This guide covers how to read files and monitor directories for new files using
the from_file
operator. Whether you process
individual files, batch process directories, or set up real-time file
monitoring, from_file
provides a unified approach to file-based data
ingestion.
Basic File Reading
Section titled “Basic File Reading”The from_file
operator handles various file types and formats. Start with
these fundamental patterns for reading individual files.
Single Files
Section titled “Single Files”To read a single file, specify the path to the from_file
operator:
from_file "/path/to/file.json"
The operator automatically detects the file format from the file extension. This works for all supported formats including JSON, CSV, Parquet, and others.
Compressed Files
Section titled “Compressed Files”The operator handles compressed files automatically. You need no additional configuration:
from_file "/path/to/file.csv.gz"
Supported compression formats include gzip, bzip2, and Zstd.
Custom Parsing
Section titled “Custom Parsing”When automatic format detection doesn’t suffice, specify a custom parsing pipeline:
from_file "/path/to/file.log" { read_syslog}
The parsing pipeline runs on the file content and must return events.
Directory Processing
Section titled “Directory Processing”You can process multiple files efficiently using glob patterns. This section covers batch processing and recursive directory operations.
Processing Multiple Files
Section titled “Processing Multiple Files”Use glob patterns to process multiple files at once:
from_file "/path/to/directory/*.csv.zst"
This example processes all Zstd-compressed CSV files in the specified directory.
You can also use glob patterns to consume files regardless of their format:
from_file "~/data/**"
This processes all files in the ~/data
directory and its subdirectories,
automatically detecting and parsing each file format.

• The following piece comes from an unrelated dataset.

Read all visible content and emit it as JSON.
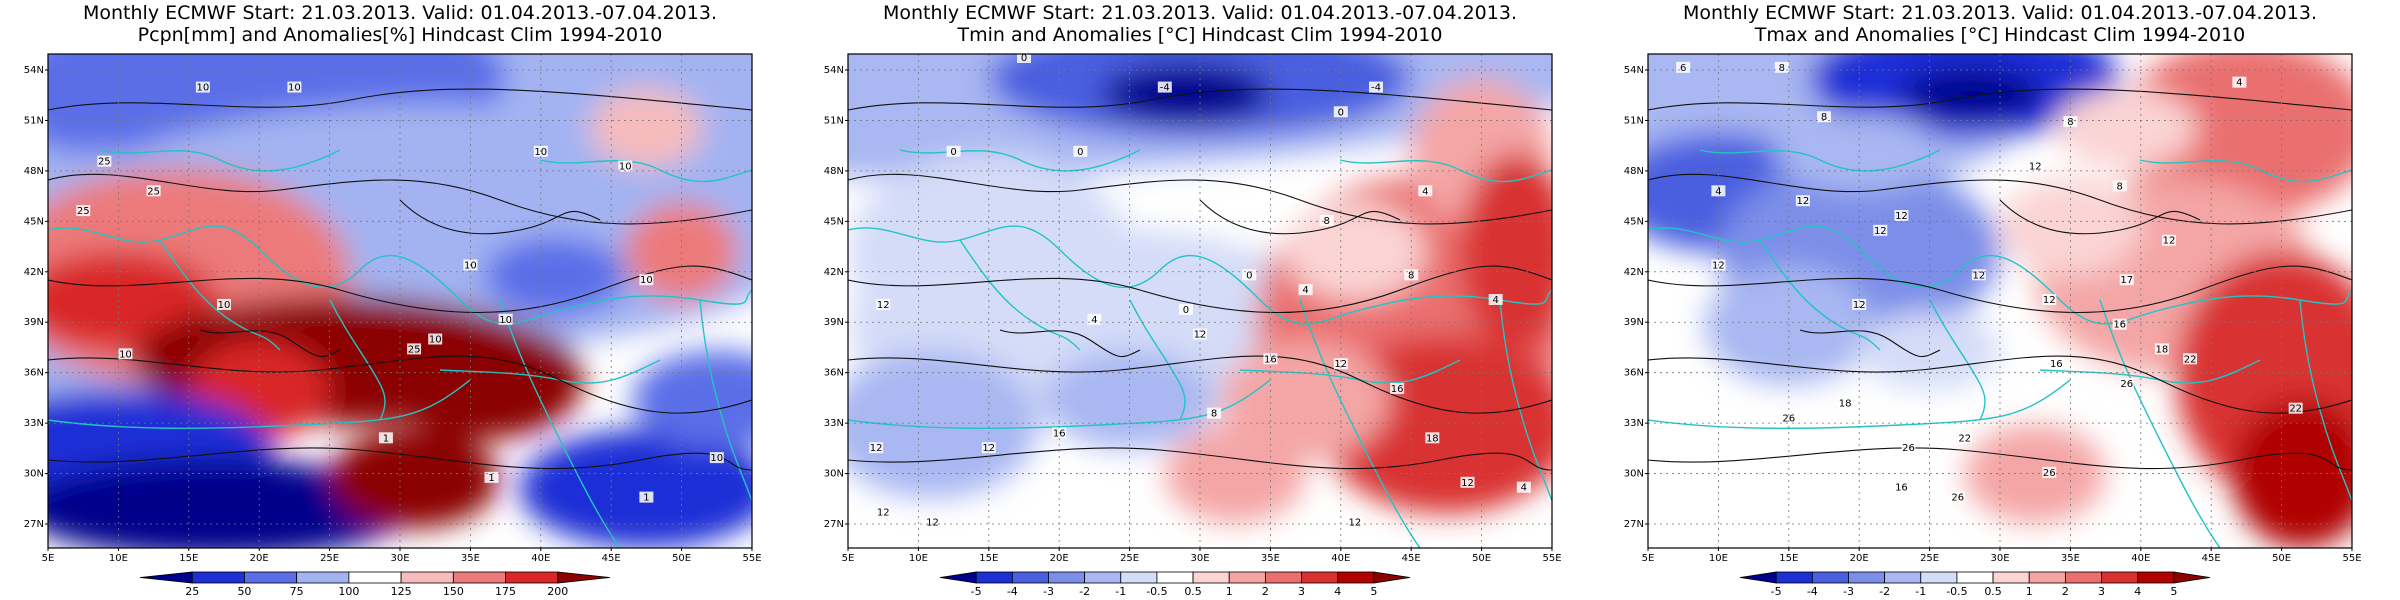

Recursive Directory Processing
Section titled “Recursive Directory Processing”Use **
to match files recursively through subdirectories:
from_file "/path/to/directory/**.csv"
Custom Parsing for Multiple Files
Section titled “Custom Parsing for Multiple Files”When you process multiple files with custom parsing, the pipeline runs separately for each file:
from_file "/path/to/directory/*.log" { read_lines}
File Monitoring
Section titled “File Monitoring”Set up real-time file processing by monitoring directories for changes. These features enable continuous data ingestion workflows.
Watch for New Files
Section titled “Watch for New Files”Use the watch
parameter to monitor a directory for new files:
from_file "/path/to/directory/*.csv", watch=true
This sets up continuous monitoring, processing new files as they appear in the directory.

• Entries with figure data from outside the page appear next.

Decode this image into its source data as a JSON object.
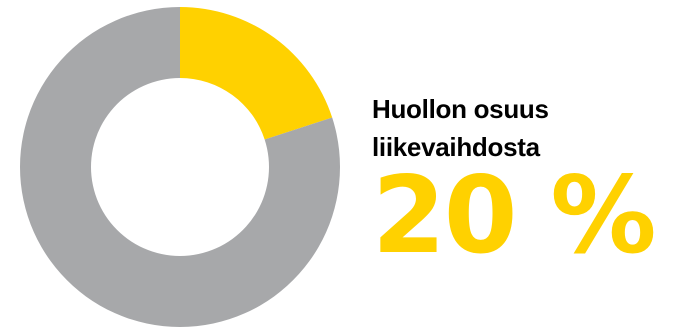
{
  "caption": {
    "line1": "Huollon osuus",
    "line2": "liikevaihdosta"
  },
  "highlight_value": "20 %",
  "colors": {
    "accent": "#FFD100",
    "rest": "#A7A8AA",
    "text": "#000000"
  },
  "chart_data": {
    "type": "pie",
    "variant": "donut",
    "title": "",
    "slices": [
      {
        "value": 20,
        "color": "#FFD100"
      },
      {
        "value": 80,
        "color": "#A7A8AA"
      }
    ]
  }
}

Remove Files After Processing
Section titled “Remove Files After Processing”Combine watching with automatic file removal using the remove
parameter:
from_file "/path/to/directory/*.csv", watch=true, remove=true
This approach helps you implement file-based queues where the system should automatically clean up processed files.
Cloud Storage Integration
Section titled “Cloud Storage Integration”Access files directly from cloud storage providers using their native URLs. The operator supports major cloud platforms transparently.
Amazon S3
Section titled “Amazon S3”Access S3 buckets directly using s3://
URLs:
from_file "s3://bucket/path/to/file.csv"
Glob patterns work with S3 as well:
from_file "s3://bucket/data/**/*.parquet"
Google Cloud Storage
Section titled “Google Cloud Storage”Access GCS buckets using gs://
URLs:
from_file "gs://bucket/path/to/file.csv"
Cloud storage integration uses Apache Arrow’s filesystem APIs and supports the same glob patterns and options as local files, including recursive globbing across cloud storage hierarchies.
Common Patterns
Section titled “Common Patterns”These examples demonstrate typical use cases that combine multiple features of
the from_file
operator for real-world scenarios.
Real-time Log Processing
Section titled “Real-time Log Processing”Monitor a log directory and process files as they arrive:
from_file "/var/log/application/*.log", watch=true { read_lines parse_json}
Batch Data Processing
Section titled “Batch Data Processing”Process all files in a data directory:
from_file "/data/exports/**.parquet"
Archive Processing with Cleanup
Section titled “Archive Processing with Cleanup”Process archived data and remove files after successful ingestion:
from_file "/archive/*.csv.gz", remove=true
Migration Notes
Section titled “Migration Notes”Transitioning from Legacy Operators
We designed the from_file
operator to replace the existing load_file
,
load_s3
, and load_gcs
operators. While we still support these legacy
operators, from_file
provides a more unified and feature-rich approach to
file ingestion.
We plan to add some advanced features from the legacy operators (such as file
tailing, anonymous S3 access, and Unix domain socket support) in future
releases of from_file
.